First and foremost, scientists will have to demonstrate that risks from
iPS cells (genetic instability, drift potential cancerous) do not outweigh the
benefits of the implant. In experiments with mice, Takebe and his colleagues
have not detected any of these problems, but obviously not enough.
The director of the National Transplant Organization (ONT), Rafael
Matesanz, considered "very interesting" work of the Japanese.
"Although iPS cells are a line of research among others," he points
out, "and until we know what is the best you have to follow all parallel,
including embryonic stem cells and biomechanical structures, such as those
being exploring for artificial trachea."
If this technique or similar reached clinical practice, what is its
importance in a country like Spain, leader in organ donation? "Right now
there are 1,100 patients on the waiting list for liver transplantation, and
between 6% and 8% will die waiting," says Matesanz. That's from 60 to 80
deaths, but the foremost expert in transplantation in this country emphasizes
that this figure should not be taken as an indication of the usefulness of a
liver transplant source. "If there were twice as livers, demand would also
double," says Matesanz.
Physicians and surgeons are well aware of how much supply of donor
livers-whether living or dead, is available and, as much as Spain leads the
ranking donor world, there would always be plenty of scope for growth of
transplants. For example, spread cancer patients are excluded as recipients
when donations are scarce, but increasingly would be included if the health
system find a new source of organs, or things that work as organs.

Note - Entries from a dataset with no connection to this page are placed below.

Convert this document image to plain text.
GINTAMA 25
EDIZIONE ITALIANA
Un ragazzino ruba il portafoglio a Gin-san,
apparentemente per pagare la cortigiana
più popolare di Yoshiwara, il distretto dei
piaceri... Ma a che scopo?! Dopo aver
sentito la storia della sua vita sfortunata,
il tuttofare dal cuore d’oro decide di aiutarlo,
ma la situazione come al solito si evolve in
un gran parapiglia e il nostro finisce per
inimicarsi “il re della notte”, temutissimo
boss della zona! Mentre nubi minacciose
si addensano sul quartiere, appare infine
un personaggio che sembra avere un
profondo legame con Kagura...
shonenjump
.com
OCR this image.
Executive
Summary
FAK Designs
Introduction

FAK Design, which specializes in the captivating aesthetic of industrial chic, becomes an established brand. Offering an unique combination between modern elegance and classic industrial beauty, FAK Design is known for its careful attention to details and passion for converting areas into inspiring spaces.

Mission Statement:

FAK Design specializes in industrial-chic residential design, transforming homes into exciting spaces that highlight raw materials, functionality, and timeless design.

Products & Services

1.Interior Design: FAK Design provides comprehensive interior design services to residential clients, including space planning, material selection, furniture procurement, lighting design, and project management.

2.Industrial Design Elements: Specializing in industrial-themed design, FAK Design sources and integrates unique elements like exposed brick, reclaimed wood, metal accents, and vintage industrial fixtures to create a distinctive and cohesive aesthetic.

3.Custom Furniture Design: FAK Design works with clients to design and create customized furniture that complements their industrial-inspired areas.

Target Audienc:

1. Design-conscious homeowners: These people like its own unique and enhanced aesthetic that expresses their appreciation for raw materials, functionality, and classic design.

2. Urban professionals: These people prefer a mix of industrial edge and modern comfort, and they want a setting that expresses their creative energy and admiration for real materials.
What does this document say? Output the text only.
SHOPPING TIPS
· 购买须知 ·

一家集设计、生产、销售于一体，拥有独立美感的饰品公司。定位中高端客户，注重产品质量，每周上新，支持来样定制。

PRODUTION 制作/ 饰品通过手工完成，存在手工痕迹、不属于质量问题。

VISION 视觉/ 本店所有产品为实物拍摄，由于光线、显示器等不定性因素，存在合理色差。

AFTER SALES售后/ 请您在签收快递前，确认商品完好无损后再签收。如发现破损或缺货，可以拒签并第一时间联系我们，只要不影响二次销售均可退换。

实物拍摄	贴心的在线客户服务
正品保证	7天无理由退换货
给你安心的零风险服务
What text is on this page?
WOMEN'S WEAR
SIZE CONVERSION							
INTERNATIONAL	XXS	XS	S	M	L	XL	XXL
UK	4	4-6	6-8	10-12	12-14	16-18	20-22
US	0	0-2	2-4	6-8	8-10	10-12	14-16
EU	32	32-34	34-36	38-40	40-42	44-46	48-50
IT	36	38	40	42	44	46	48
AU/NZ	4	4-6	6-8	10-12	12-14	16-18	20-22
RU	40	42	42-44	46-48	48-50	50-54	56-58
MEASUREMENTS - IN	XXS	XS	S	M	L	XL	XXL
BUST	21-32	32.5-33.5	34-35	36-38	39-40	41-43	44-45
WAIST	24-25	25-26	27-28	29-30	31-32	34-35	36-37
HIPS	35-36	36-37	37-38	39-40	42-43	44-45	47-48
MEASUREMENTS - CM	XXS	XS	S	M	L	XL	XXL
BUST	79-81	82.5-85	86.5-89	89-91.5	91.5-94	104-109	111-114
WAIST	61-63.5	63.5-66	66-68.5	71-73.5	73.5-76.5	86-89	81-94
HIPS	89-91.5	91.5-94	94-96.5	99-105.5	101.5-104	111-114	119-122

Potential applications of the buds of Japanese liver not limited to
future transplants. Matesanz indicates two possibilities, probability, may come
before such interventions. "One is to test new drugs," says the
director of the ONT. This is a particularly interesting possibility with the
liver, which is the organ that metabolizes foreign substances, including drugs.
To examine the toxicity of a new molecule in cultured buds could substantially
facilitate liver tests must overcome to reach-or not-a clinical application.
The second possible application is short-term treatment with cultured
hepatocytes, or liver cells. Not with buds or three-dimensional bodies, but
with mere cultured liver cells which are one of their constituents. "It's
a rare treatment option, but that is already used in clinical practice,"
says Matesanz. It is sometimes used to keep a patient alive until it reaches the
organ that will save the life or to treat children with metabolic deficiencies
or hereditary diseases which lack an enzyme or biological catalyst. Hepatocytes
provide in this case normal enzyme which lacks the child.